In his 1983 doctoral thesis, M. M. Penner devised one of the early classification schemes for egg fossils. He was the first to recognize the eggs now named Cairanoolithus as a distinct type; under his classification scheme, they were called "Group 2". In 1994, French paleontologists M. Vianey-Liaud, P. Mallan, O. Buscail and C. Montgelard described them under the modern parataxonomic system as Cairanoolithus dughii and "Dughioolithus" roussetensis. They did not assign either of them to any oofamily, but both oogenera were classified in the oofamily Megaloolithidae by the Russian paleontologist Konstantin Mikhailov in 1996. Following further discoveries in 2001, Géraldine Garcia and Monique Vianey-Liaud synomized the two oogenera. In 2002, French paleontologist R. Cousin took a step further and synonymized the two oospecies.

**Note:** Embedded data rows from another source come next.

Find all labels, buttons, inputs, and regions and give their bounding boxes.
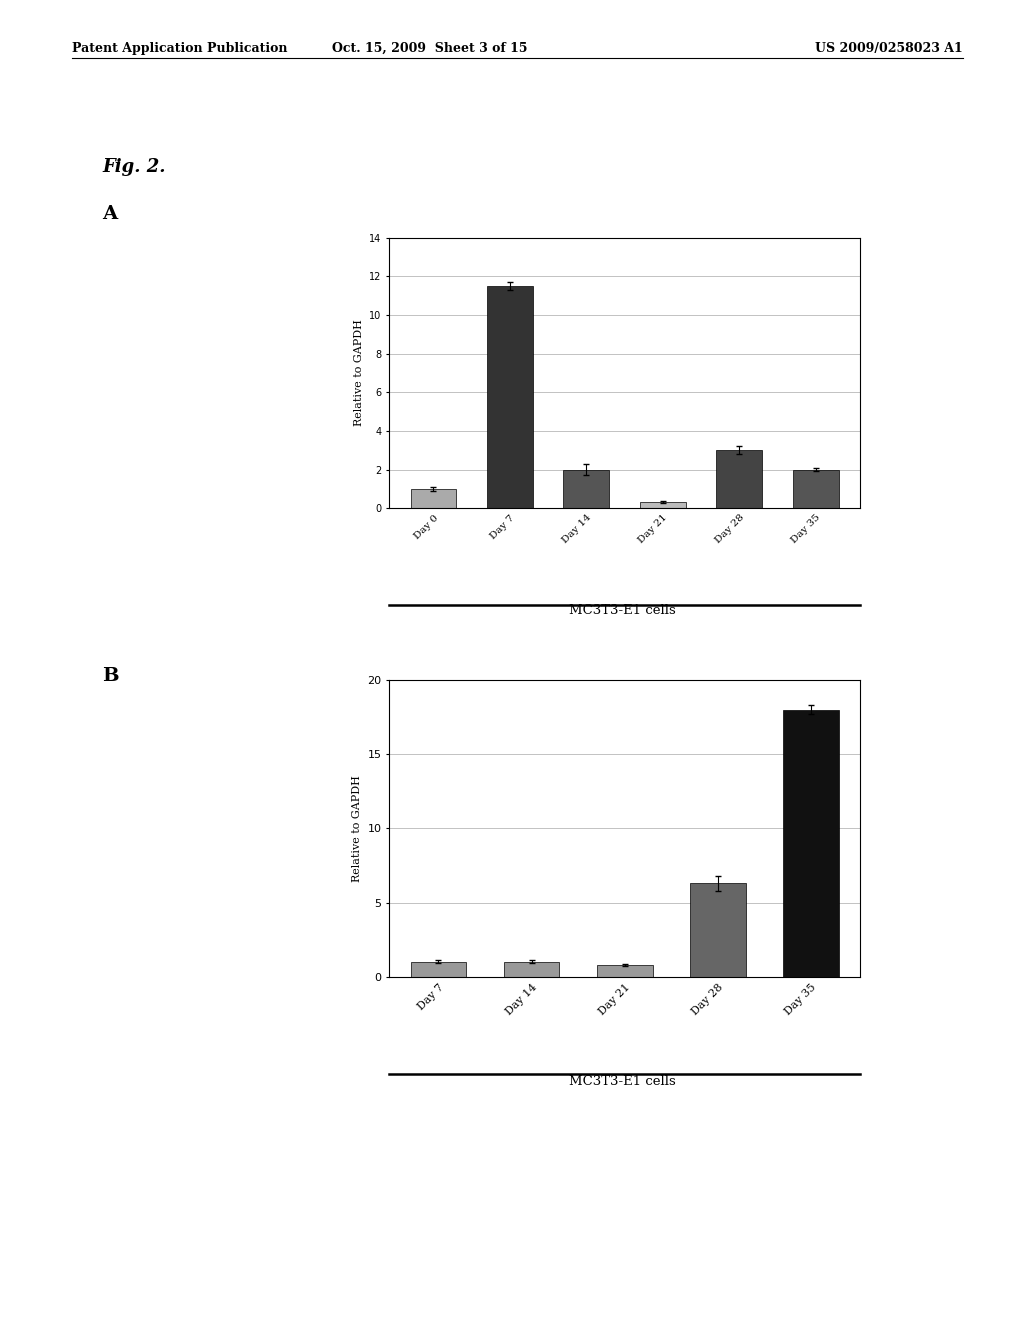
Bar xyxy=(504,962,559,977)
Bar xyxy=(487,286,532,508)
Bar xyxy=(411,488,457,508)
Text: Patent Application Publication: Patent Application Publication xyxy=(72,42,287,55)
Bar xyxy=(411,962,466,977)
Y-axis label: Relative to GAPDH: Relative to GAPDH xyxy=(352,775,361,882)
Text: B: B xyxy=(102,667,119,685)
Bar xyxy=(640,503,686,508)
Bar xyxy=(793,470,839,508)
Text: MC3T3-E1 cells: MC3T3-E1 cells xyxy=(569,1074,676,1088)
Bar xyxy=(717,450,762,508)
Text: US 2009/0258023 A1: US 2009/0258023 A1 xyxy=(815,42,963,55)
Text: MC3T3-E1 cells: MC3T3-E1 cells xyxy=(569,603,676,616)
Text: Fig. 2.: Fig. 2. xyxy=(102,158,166,177)
Bar xyxy=(597,965,652,977)
Text: A: A xyxy=(102,205,118,223)
Bar xyxy=(690,883,745,977)
Text: Oct. 15, 2009  Sheet 3 of 15: Oct. 15, 2009 Sheet 3 of 15 xyxy=(333,42,527,55)
Bar xyxy=(783,710,839,977)
Y-axis label: Relative to GAPDH: Relative to GAPDH xyxy=(353,319,364,426)
Bar xyxy=(563,470,609,508)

In 2012, the first Cairanoolithus fossils discovered outside of France were first reported by Albert G. Selles in his PhD thesis at Universitat de Barcelona, in which he also proposed that Cairanoolithus be moved into its own oofamily. Three years later, Selles and Angel Galobart published a comprehensive reanalysis of Cairanoolithus, in which they formally named the new oofamily, Cairanoolithidae, to contain Cairanaoolithus. Contrary to Cousin's conclusions, Selles and Galobart separated the oospecies C. dughii and C. roussetensis. Also, they demonstrated that Cairanoolithus was not the eggs of an ornithopod or sauropod and conjectured that it could be the eggs of a nodosaur.